За первой бутылкой появилась вторая.
– Пей, Тыко, – щедро угощал хозяина Стесняев. – Про тебя тут недавно сам царь справлялся...
– Царь-бачка? Меня знал?
– Ну да. Губернатор ему о тебе много рассказывал...
– Хорошо говорил?
– Плохо! – затужил Стесняев. – Плохое о тебе царю говорил.
– Зачем плохо? Тыко – хороший, все знал Тыко...
– А баранки-то мои обменял за Камнем?
– Нету баранка... одна дырка осталась, – сразу поникнул Тыко в горести, и дым костра, что был разложен под мокоданом, посредь чума, теперь едко струился в ноздри его плоского широкого носа...
– Вот видишь! – мстительно заметил Стесняев. – Баранки небось слопал? А где же меха? Где соболь? Где горностаи? Уговор был: за каждую баранку ты мне – шкурку!.. Потому и плохо говорил о тебе царю губернатор. Плохой ты самоедина, Тыко: людей обманываешь.
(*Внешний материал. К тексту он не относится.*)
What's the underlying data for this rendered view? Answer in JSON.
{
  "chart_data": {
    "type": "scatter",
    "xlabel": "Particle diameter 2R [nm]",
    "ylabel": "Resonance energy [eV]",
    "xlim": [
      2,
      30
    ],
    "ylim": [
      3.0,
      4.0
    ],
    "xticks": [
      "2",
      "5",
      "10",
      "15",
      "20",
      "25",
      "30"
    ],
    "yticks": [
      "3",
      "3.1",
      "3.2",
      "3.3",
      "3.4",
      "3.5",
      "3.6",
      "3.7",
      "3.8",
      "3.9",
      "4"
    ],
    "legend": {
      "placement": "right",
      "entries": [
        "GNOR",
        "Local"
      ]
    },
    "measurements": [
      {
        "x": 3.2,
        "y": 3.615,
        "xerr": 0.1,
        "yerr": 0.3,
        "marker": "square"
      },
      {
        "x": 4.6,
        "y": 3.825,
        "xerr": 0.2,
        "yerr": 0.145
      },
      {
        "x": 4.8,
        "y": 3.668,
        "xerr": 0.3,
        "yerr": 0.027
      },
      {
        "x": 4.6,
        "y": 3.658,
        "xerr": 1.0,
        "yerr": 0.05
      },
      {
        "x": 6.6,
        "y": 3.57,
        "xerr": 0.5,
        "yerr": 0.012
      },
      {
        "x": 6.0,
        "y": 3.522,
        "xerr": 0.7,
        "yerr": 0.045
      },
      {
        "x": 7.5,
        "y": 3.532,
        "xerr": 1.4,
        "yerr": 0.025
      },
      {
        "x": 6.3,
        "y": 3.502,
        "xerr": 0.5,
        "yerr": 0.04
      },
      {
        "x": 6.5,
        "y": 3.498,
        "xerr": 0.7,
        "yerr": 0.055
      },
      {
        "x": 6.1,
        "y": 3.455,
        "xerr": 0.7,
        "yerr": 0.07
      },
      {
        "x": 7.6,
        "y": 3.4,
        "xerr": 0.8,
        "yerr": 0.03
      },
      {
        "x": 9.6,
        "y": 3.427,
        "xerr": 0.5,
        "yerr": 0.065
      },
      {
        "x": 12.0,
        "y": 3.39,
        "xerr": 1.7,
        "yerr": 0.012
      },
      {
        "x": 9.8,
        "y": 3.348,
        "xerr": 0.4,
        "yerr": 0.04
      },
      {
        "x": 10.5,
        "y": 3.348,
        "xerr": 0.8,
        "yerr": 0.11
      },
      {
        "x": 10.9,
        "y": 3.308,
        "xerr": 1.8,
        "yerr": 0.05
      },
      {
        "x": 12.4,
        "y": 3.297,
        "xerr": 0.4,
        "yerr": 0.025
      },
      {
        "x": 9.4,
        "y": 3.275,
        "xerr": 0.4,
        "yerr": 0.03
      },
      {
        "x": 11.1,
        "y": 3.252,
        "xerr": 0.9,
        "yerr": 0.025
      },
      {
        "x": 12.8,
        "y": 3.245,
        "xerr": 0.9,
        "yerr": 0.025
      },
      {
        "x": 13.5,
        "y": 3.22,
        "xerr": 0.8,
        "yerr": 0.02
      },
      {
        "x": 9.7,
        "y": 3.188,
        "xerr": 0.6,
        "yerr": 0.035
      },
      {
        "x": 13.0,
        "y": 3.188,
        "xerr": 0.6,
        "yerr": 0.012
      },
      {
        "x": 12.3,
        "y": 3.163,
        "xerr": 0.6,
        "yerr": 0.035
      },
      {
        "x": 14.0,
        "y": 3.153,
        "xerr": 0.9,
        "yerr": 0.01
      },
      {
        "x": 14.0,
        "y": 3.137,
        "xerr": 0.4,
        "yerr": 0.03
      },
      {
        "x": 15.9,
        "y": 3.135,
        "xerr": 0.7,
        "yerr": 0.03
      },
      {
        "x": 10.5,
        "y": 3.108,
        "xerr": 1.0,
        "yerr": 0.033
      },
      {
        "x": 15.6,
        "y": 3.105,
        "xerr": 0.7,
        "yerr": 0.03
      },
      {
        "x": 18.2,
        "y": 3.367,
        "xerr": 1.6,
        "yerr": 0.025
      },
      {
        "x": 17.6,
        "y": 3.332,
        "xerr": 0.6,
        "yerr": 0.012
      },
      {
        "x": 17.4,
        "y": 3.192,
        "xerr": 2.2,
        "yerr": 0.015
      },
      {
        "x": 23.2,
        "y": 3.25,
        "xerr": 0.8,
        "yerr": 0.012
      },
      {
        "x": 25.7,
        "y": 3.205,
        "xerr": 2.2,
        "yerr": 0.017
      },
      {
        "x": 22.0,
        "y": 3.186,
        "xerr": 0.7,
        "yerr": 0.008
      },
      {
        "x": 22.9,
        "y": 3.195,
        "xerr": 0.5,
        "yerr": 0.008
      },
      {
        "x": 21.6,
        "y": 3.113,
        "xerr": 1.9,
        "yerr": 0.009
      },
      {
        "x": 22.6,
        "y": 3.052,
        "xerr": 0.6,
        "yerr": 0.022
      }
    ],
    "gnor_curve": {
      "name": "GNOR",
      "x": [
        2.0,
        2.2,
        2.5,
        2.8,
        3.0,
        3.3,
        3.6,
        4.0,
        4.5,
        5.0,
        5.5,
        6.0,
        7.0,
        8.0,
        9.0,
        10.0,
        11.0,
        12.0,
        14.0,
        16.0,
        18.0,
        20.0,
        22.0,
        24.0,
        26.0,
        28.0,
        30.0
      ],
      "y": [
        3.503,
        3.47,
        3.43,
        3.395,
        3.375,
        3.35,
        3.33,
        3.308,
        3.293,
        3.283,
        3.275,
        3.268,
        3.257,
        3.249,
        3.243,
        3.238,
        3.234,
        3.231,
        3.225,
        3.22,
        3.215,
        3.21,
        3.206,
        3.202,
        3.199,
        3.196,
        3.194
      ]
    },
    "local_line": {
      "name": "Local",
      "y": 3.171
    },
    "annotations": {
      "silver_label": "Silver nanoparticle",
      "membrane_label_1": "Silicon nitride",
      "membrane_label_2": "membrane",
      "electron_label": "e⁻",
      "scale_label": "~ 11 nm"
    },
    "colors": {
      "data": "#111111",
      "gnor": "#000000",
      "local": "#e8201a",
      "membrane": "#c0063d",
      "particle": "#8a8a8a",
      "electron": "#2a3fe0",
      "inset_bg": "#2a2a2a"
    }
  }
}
– Баранка ломался... баранка мокрый был... Я его сушил... баранка украл у меня... Царь не знал, что Тыко хороший. Зачем плохо говорил? Ай-ай!
Стесняев тронул мешок свой. Достал третью бутылку. Подержал ее перед собой в раздумье и сунул обратно в полсть:
– А чего это я добрый такой? Ты меня обманул, долгов не платишь, холера такая, а я тебя еще и водкой поить должен?.. Не! Этот номер не пройдет. Водка-то ныне по базару в красных сапожках бегает.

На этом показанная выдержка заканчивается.